Third-generation Hispanics are overwhelmingly English-only. Just 17 percent with three or four foreign-born grandparents speak Spanish fluently. Five percent of third-generation Hispanics with one or two foreign-born grandparents speak Spanish.

“When you are immersed economically, socially and culturally in a culture that speaks a different language, it’s only a matter of time until you lose language,” said pollster Earl de Berge of Phoenix-based Behavior Research Center.

The Hispanic language experience may be different from earlier immigrant groups, he said, because of its sheer size and access to Spanish-language media. Also, de Berge said, it could take longer for Spanish to fade if heavy immigration from Mexico and Latin America continues.

Third-generation Hispanic David Cervantes was raised speaking English as a kid in California and heard Spanish only when his bilingual parents and grandparents talked to each other. The Phoenix librarian learned Spanish in high school.

“They spoke fluent English,” Cervantes, 51, said of his parents. “Everything was taught in English, and they didn’t want to go against that.”

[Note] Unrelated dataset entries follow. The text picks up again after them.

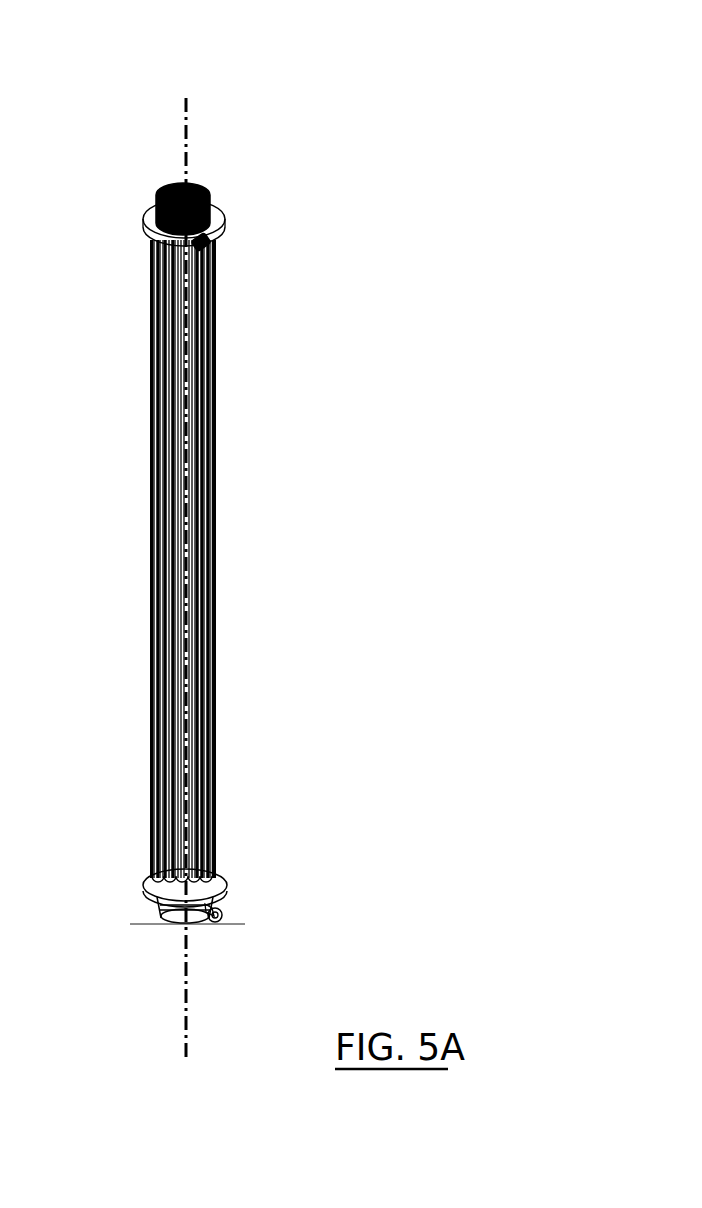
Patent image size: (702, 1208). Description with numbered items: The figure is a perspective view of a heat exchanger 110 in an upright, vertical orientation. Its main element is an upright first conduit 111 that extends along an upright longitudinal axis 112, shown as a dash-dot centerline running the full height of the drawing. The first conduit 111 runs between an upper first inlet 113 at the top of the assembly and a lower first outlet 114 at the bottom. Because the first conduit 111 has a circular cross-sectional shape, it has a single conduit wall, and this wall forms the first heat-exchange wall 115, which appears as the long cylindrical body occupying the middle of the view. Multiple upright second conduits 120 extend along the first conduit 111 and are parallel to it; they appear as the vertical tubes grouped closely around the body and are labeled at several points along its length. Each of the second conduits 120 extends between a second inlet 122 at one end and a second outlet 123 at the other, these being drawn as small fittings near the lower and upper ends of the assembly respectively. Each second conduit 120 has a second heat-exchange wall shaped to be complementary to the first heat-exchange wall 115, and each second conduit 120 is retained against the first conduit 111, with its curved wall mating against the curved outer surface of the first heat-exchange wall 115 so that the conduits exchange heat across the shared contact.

The heat exchanger 110 is at (362, 118).
The first conduit 111 is at (198, 186).
The longitudinal axis 112 is at (185, 128).
The first inlet 113 is at (155, 182).
The first outlet 114 is at (172, 928).
The first heat-exchange wall 115 is at (195, 808).
The second conduits 120 is at (160, 412).
The second inlet 122 is at (225, 915).
The second outlet 123 is at (212, 252).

The bottom line, Rumbaut said, is English triumphs: “The grandchildren of the immigrants end up speaking English only. They may end up retaining a few little vestiges {ellipsis} like muchas gracias. But they cannot carry a conversation or write a business letter.”

Language fights

In Arizona, Spanish has become a flashpoint.

An initiative on the November ballot would make English the state’s official language.

The Legislature and Gov. Janet Napolitano have sparred repeatedly over how much money should be spent to help students learn English.

Many Arizonans complain that Spanish radio, TV and newspapers are altering American culture.

Try telling that to third-generation Hispanics like Corina Rodriguez. She can pick up and speak only a few common words and phrases when her friends speak Spanish. ¿Cómo estás? How are you? Buenos dias. Good morning. And adiós. Goodbye.

“I didn’t question my parents until maybe the end of high school,” the 25-year-old Tempe social worker said. “I was like, ‘Why didn’t you guys teach me?’ Their answer was, ‘We were never taught.